Do we all define our world in terms of ourselves? Or are some of us less self-centered? Can we truthfully use any other benchmark to measure the universe? Can one borrow the language of another to describe the world? Theologically, can we accept the proposition that we are all sinners, because we are sinners ourselves?
Does a chemist see the world as a series of compounds? Does a biologist see the world as a collection of living beings? To a geologist are we all just a series of minerals? To an astronomers are we all celestial bodies? Gas and dust?
Ashes to ashes. Dust to dust. Theologically and scientifically. Perhaps we have defined a union of those elements of our reality which we often consider opposites. A single theory for all.
I saw a program on television. The scientist talked about atoms and subatomic particles. He said that as the energy which comprises the atoms of our existence moves in its cycles and orbits, it moves through nothingness, the space through which it has its orbits. When we consider the space through which the particles move, most of what is contained in the space is nothingness, the space through which the particles move.
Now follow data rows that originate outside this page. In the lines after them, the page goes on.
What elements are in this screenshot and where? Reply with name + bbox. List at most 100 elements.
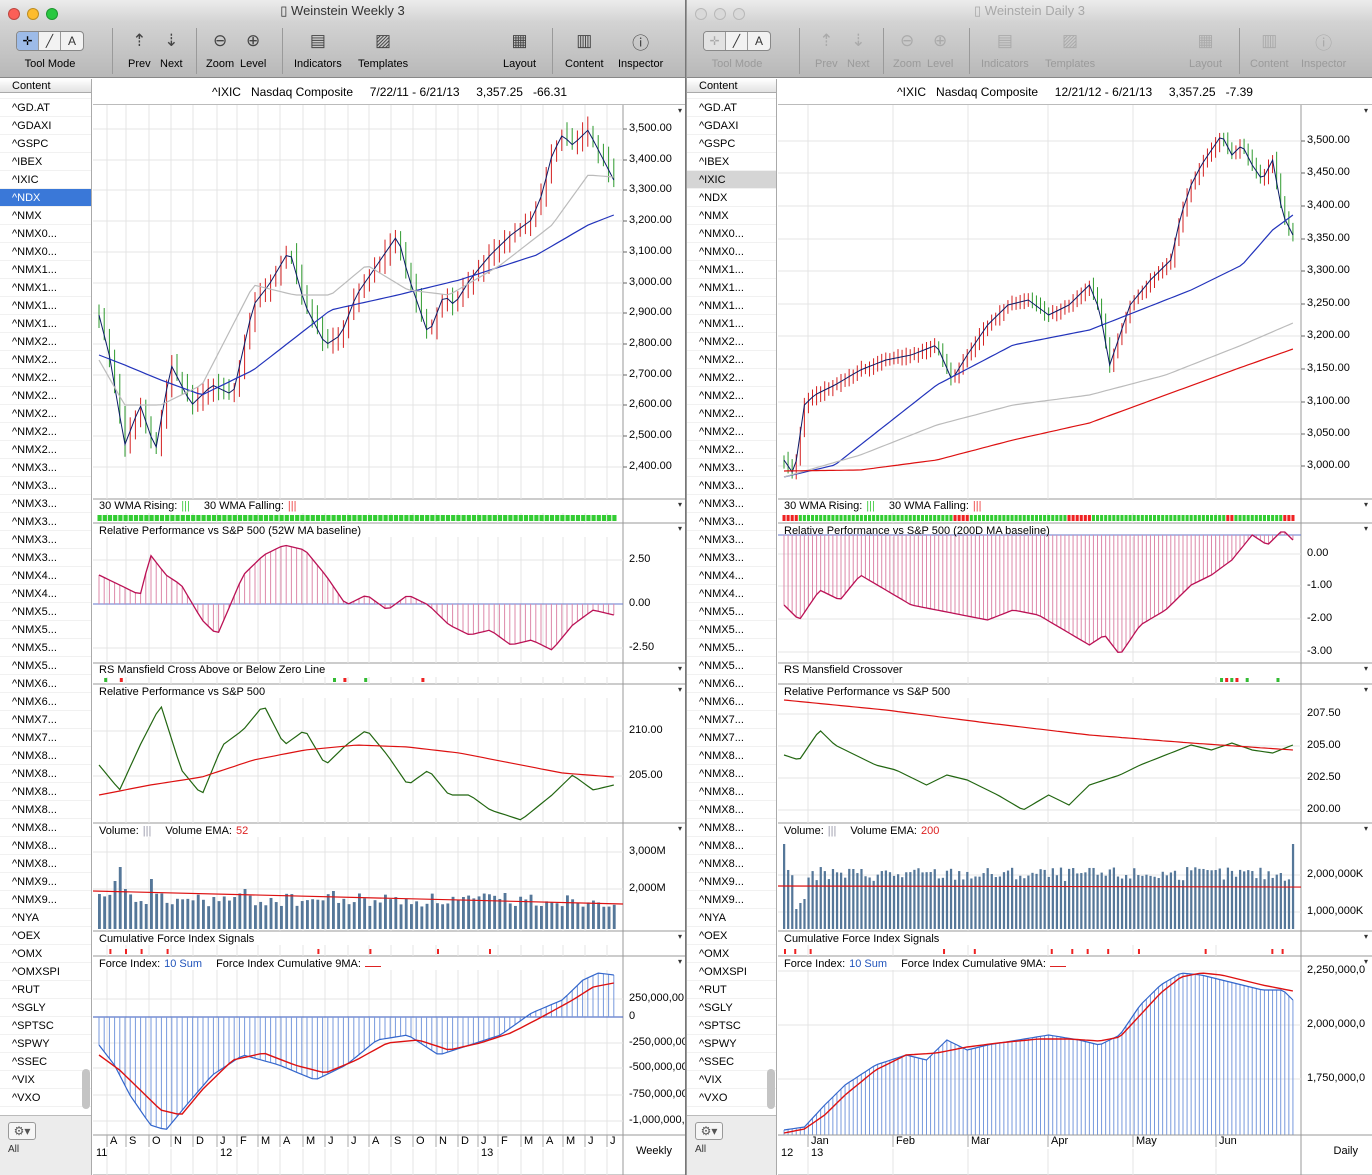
sidebar-item[interactable]: ^NMX2...	[0, 351, 91, 369]
sidebar-item[interactable]: ^NMX	[0, 207, 91, 225]
title-bar[interactable]: ▯ Weinstein Weekly 3	[0, 0, 685, 22]
sidebar-item[interactable]: ^NMX8...	[0, 819, 91, 837]
sidebar-item[interactable]: ^NMX4...	[687, 567, 776, 585]
sidebar-item[interactable]: ^NMX8...	[0, 855, 91, 873]
sidebar-item[interactable]: ^VXO	[687, 1089, 776, 1107]
sidebar-item[interactable]: ^NMX2...	[0, 387, 91, 405]
sidebar-item[interactable]: ^NMX7...	[0, 729, 91, 747]
sidebar-item[interactable]: ^NMX3...	[0, 459, 91, 477]
sidebar-item[interactable]: ^NMX8...	[687, 783, 776, 801]
sidebar-scrollbar[interactable]	[767, 1069, 775, 1109]
minimize-button[interactable]	[714, 8, 726, 20]
level-button[interactable]: ⊕ Level	[927, 26, 953, 70]
sidebar-item[interactable]: ^NMX7...	[687, 711, 776, 729]
sidebar-item[interactable]: ^NMX4...	[0, 585, 91, 603]
sidebar-item[interactable]: ^RUT	[687, 981, 776, 999]
close-button[interactable]	[8, 8, 20, 20]
sidebar-item[interactable]: ^VIX	[0, 1071, 91, 1089]
sidebar-item[interactable]: ^GSPC	[687, 135, 776, 153]
sidebar-item[interactable]: ^NMX1...	[0, 297, 91, 315]
sidebar-item[interactable]: ^GD.AT	[687, 99, 776, 117]
sidebar-item[interactable]: ^NMX3...	[687, 477, 776, 495]
sidebar-item[interactable]: ^NMX3...	[0, 495, 91, 513]
sidebar-item[interactable]: ^VIX	[687, 1071, 776, 1089]
sidebar-scrollbar[interactable]	[82, 1069, 90, 1109]
sidebar-item[interactable]: ^RUT	[0, 981, 91, 999]
sidebar-item[interactable]: ^NMX4...	[687, 585, 776, 603]
sidebar-item[interactable]: ^GDAXI	[687, 117, 776, 135]
sidebar-item[interactable]: ^NMX2...	[0, 423, 91, 441]
sidebar-item[interactable]: ^SPTSC	[0, 1017, 91, 1035]
sidebar-item[interactable]: ^IXIC	[0, 171, 91, 189]
templates-button[interactable]: ▨ Templates	[1045, 26, 1095, 70]
minimize-button[interactable]	[27, 8, 39, 20]
indicators-button[interactable]: ▤ Indicators	[294, 26, 342, 70]
sidebar-item[interactable]: ^NMX0...	[0, 225, 91, 243]
title-bar[interactable]: ▯ Weinstein Daily 3	[687, 0, 1372, 22]
sidebar-item[interactable]: ^SGLY	[0, 999, 91, 1017]
sidebar-item[interactable]: ^NMX6...	[0, 675, 91, 693]
sidebar-item[interactable]: ^NMX2...	[0, 405, 91, 423]
sidebar-item[interactable]: ^NMX5...	[0, 621, 91, 639]
period-selector[interactable]: Weekly	[636, 1145, 672, 1157]
sidebar-item[interactable]: ^NMX1...	[0, 261, 91, 279]
sidebar-item[interactable]: ^NMX5...	[0, 639, 91, 657]
inspector-button[interactable]: ⓘ Inspector	[618, 26, 663, 71]
sidebar-item[interactable]: ^NMX9...	[687, 873, 776, 891]
sidebar-item[interactable]: ^GD.AT	[0, 99, 91, 117]
sidebar-item[interactable]: ^NMX2...	[687, 369, 776, 387]
sidebar-item[interactable]: ^SPWY	[0, 1035, 91, 1053]
sidebar-item[interactable]: ^OEX	[0, 927, 91, 945]
sidebar-header[interactable]: Content	[687, 79, 776, 93]
indicators-button[interactable]: ▤ Indicators	[981, 26, 1029, 70]
sidebar-item[interactable]: ^NMX0...	[687, 225, 776, 243]
sidebar-item[interactable]: ^NMX6...	[687, 693, 776, 711]
sidebar-item[interactable]: ^NMX3...	[687, 495, 776, 513]
sidebar-item[interactable]: ^NMX2...	[687, 441, 776, 459]
sidebar-filter-all[interactable]: All	[695, 1144, 707, 1155]
sidebar-item[interactable]: ^NMX3...	[0, 549, 91, 567]
sidebar-item[interactable]: ^OEX	[687, 927, 776, 945]
period-selector[interactable]: Daily	[1333, 1145, 1358, 1157]
sidebar-item[interactable]: ^NMX3...	[0, 531, 91, 549]
line-tool-icon[interactable]: ╱	[39, 32, 61, 50]
sidebar-item[interactable]: ^NMX2...	[687, 351, 776, 369]
crosshair-icon[interactable]: ✛	[704, 32, 726, 50]
sidebar-header[interactable]: Content	[0, 79, 91, 93]
inspector-button[interactable]: ⓘ Inspector	[1301, 26, 1346, 71]
zoom-button[interactable]: ⊖ Zoom	[893, 26, 921, 70]
layout-button[interactable]: ▦ Layout	[1189, 26, 1222, 70]
sidebar-item[interactable]: ^NMX8...	[0, 837, 91, 855]
sidebar-item[interactable]: ^NMX5...	[0, 657, 91, 675]
sidebar-item[interactable]: ^NMX9...	[687, 891, 776, 909]
layout-button[interactable]: ▦ Layout	[503, 26, 536, 70]
sidebar-item[interactable]: ^NMX2...	[687, 333, 776, 351]
sidebar-item[interactable]: ^NMX1...	[687, 315, 776, 333]
text-tool-icon[interactable]: A	[754, 34, 763, 48]
chart-canvas[interactable]	[93, 105, 686, 1175]
level-button[interactable]: ⊕ Level	[240, 26, 266, 70]
sidebar-item[interactable]: ^NMX6...	[687, 675, 776, 693]
sidebar-item[interactable]: ^SGLY	[687, 999, 776, 1017]
sidebar-item[interactable]: ^NMX4...	[0, 567, 91, 585]
gear-icon[interactable]: ⚙▾	[695, 1122, 723, 1140]
sidebar-item[interactable]: ^NMX8...	[687, 765, 776, 783]
sidebar-item[interactable]: ^NMX5...	[687, 603, 776, 621]
sidebar-item[interactable]: ^NMX3...	[0, 513, 91, 531]
sidebar-item[interactable]: ^NMX1...	[0, 279, 91, 297]
sidebar-item[interactable]: ^NMX2...	[687, 423, 776, 441]
sidebar-item[interactable]: ^GDAXI	[0, 117, 91, 135]
sidebar-item[interactable]: ^NMX3...	[687, 513, 776, 531]
sidebar-item[interactable]: ^NMX8...	[0, 747, 91, 765]
zoom-window-button[interactable]	[733, 8, 745, 20]
gear-icon[interactable]: ⚙▾	[8, 1122, 36, 1140]
tool-mode-control[interactable]: ✛ ╱ A Tool Mode	[703, 26, 771, 70]
sidebar-item[interactable]: ^GSPC	[0, 135, 91, 153]
zoom-button[interactable]: ⊖ Zoom	[206, 26, 234, 70]
close-button[interactable]	[695, 8, 707, 20]
sidebar-item[interactable]: ^NMX8...	[0, 783, 91, 801]
chart-area[interactable]: ^IXIC Nasdaq Composite 12/21/12 - 6/21/1…	[778, 79, 1372, 1175]
sidebar-item[interactable]: ^OMX	[0, 945, 91, 963]
sidebar-item[interactable]: ^NMX5...	[687, 621, 776, 639]
prev-button[interactable]: ⇡ Prev	[815, 26, 838, 70]
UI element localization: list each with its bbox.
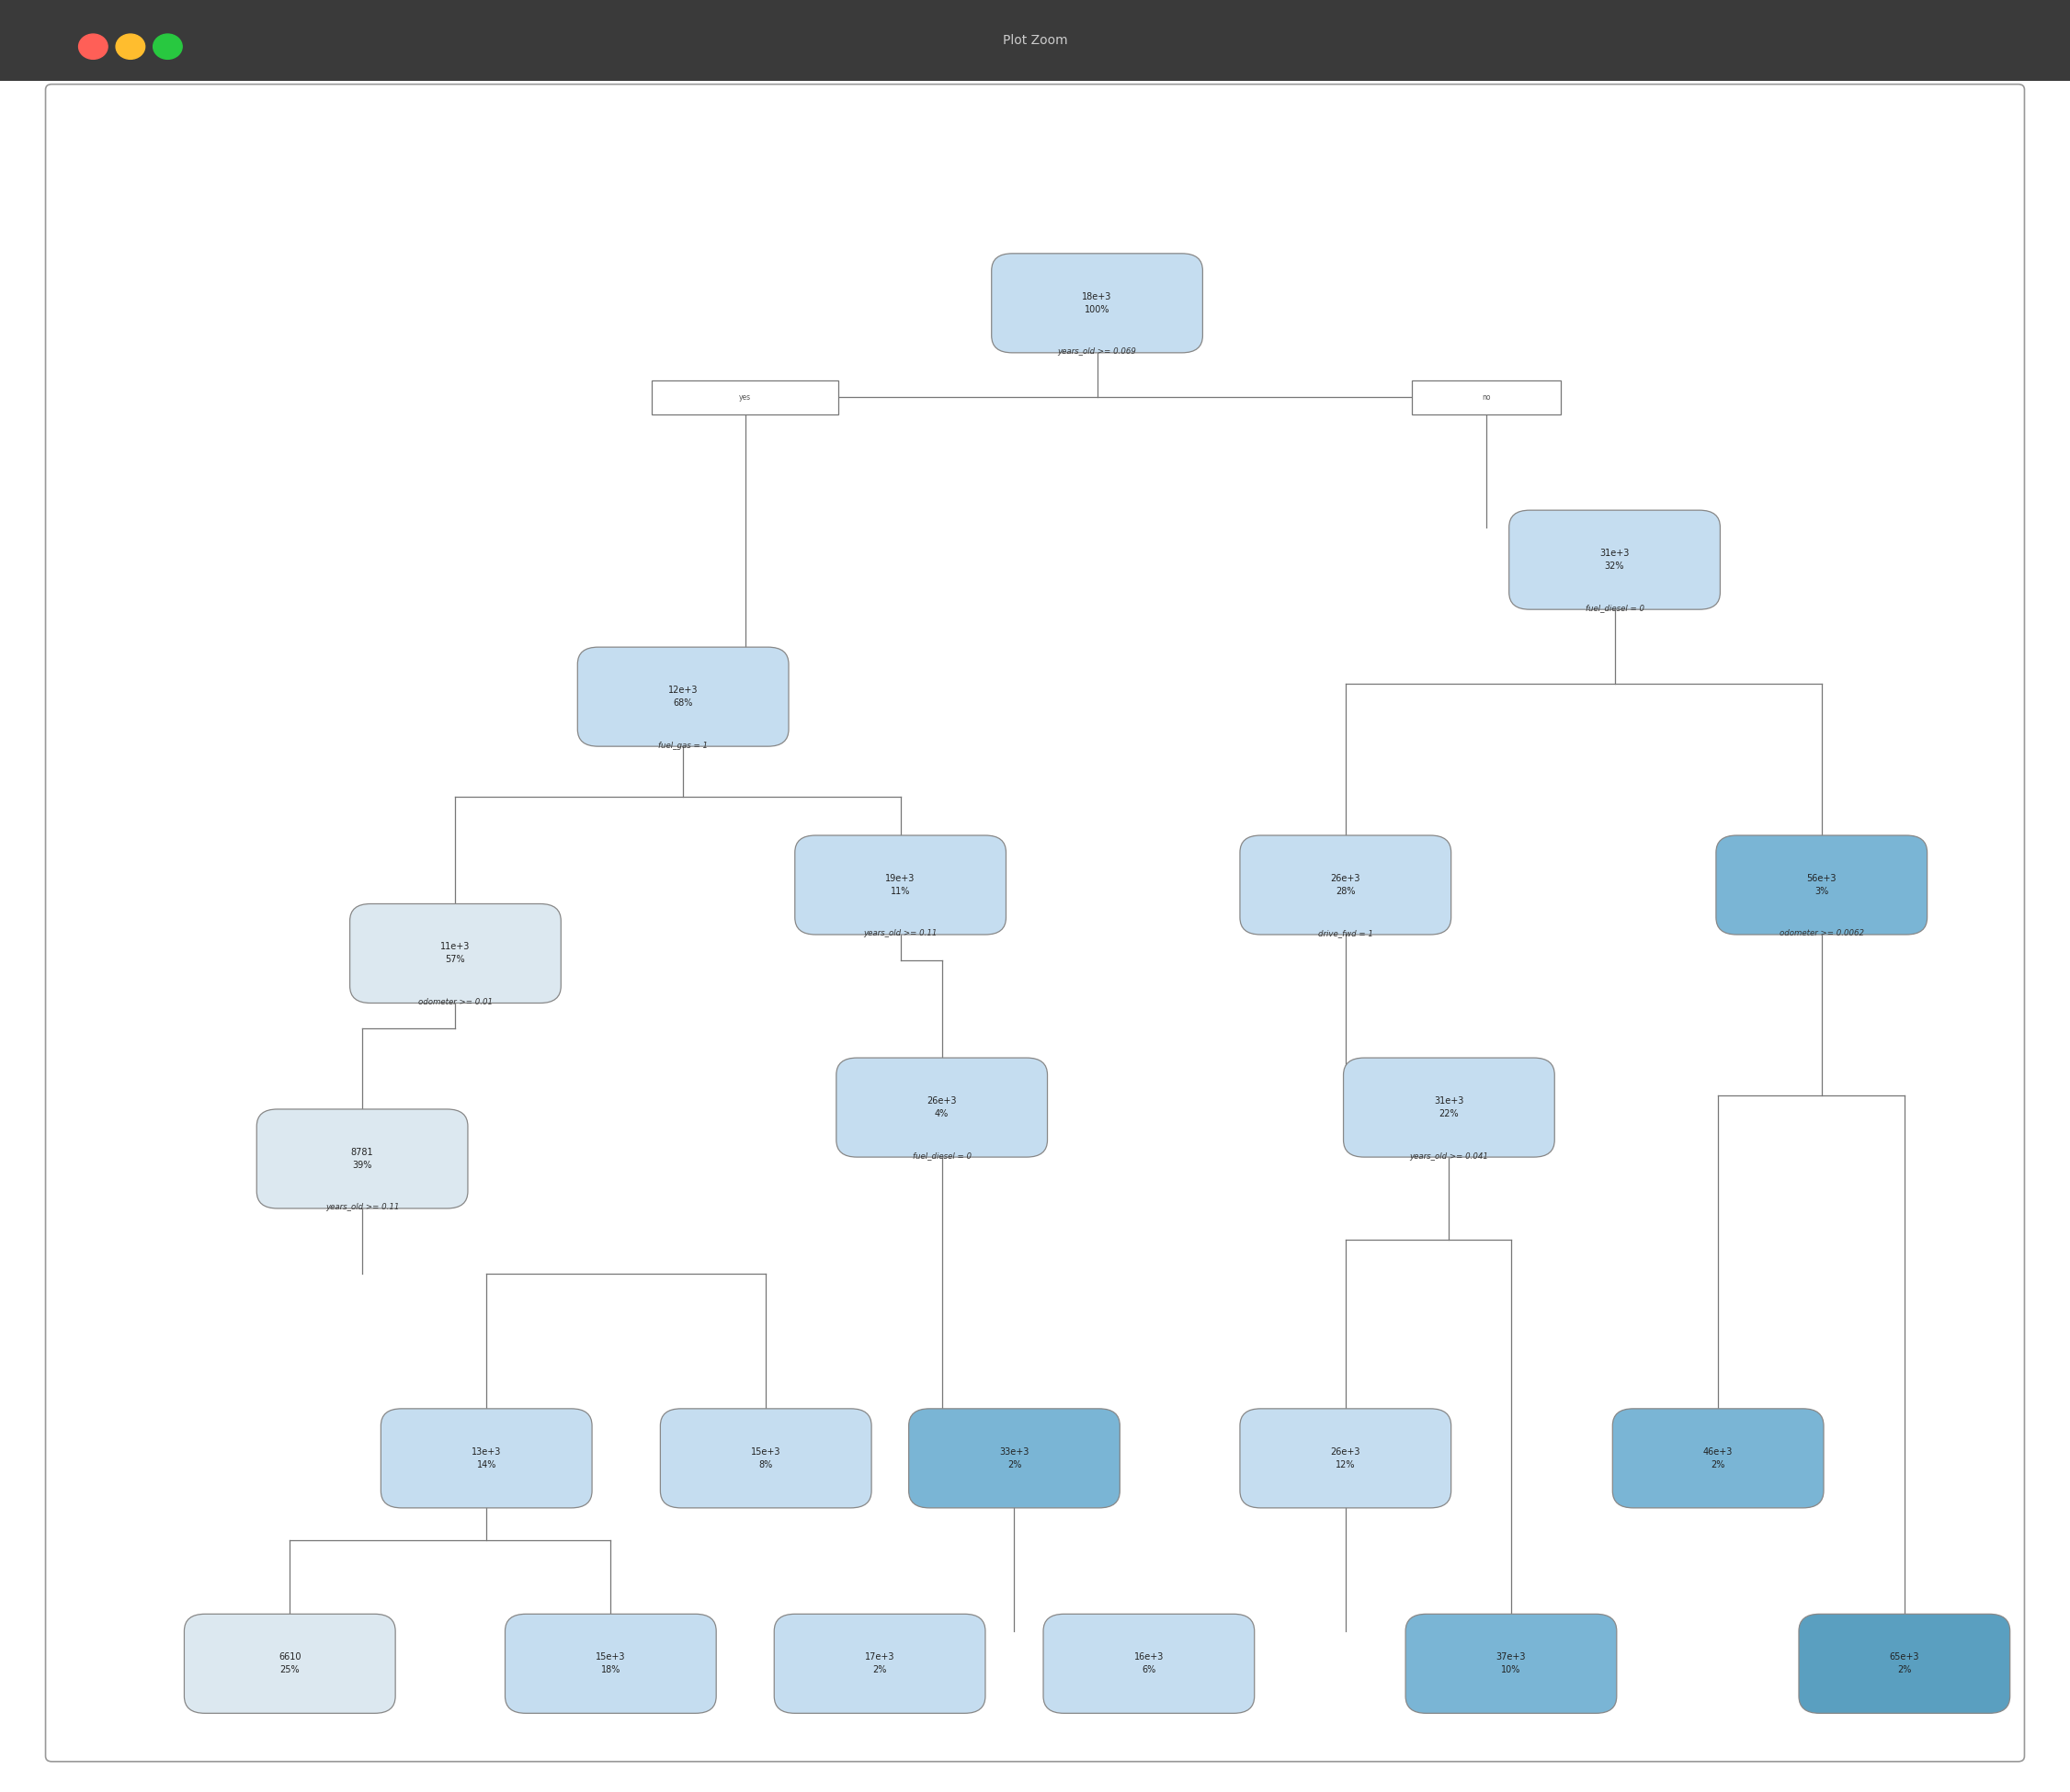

As we build beings and things from the sub-atomic particles from which they are comprised, then these 'things' are actually comprised of mostly nothing. When one constellation of subatomic particles interracts with another, then it is predominately space touching space. Because it is space through which the energy moves, then we might step back from the picture we are drawing, and see empty space, through which energy flows. Step back and see nothing through which the particles of energy flow.
Ashes to ashes. Dust to dust. Even in death, emptiness and power. Combined in eternity. The ultimate in yin and yang, When we think, our thoughts are electric impulses crossing our brains. Energy traversing the cerebral cortex. Jolts of lightening crossing the space between. Emptiness and power. Life. Death. Being. Emptiness. Nothingness. The universe defined in terms of its opposites.
I heard that intelligence is the ability to hold two competing thoughts at the same time. Perhaps that is the only way to think of life.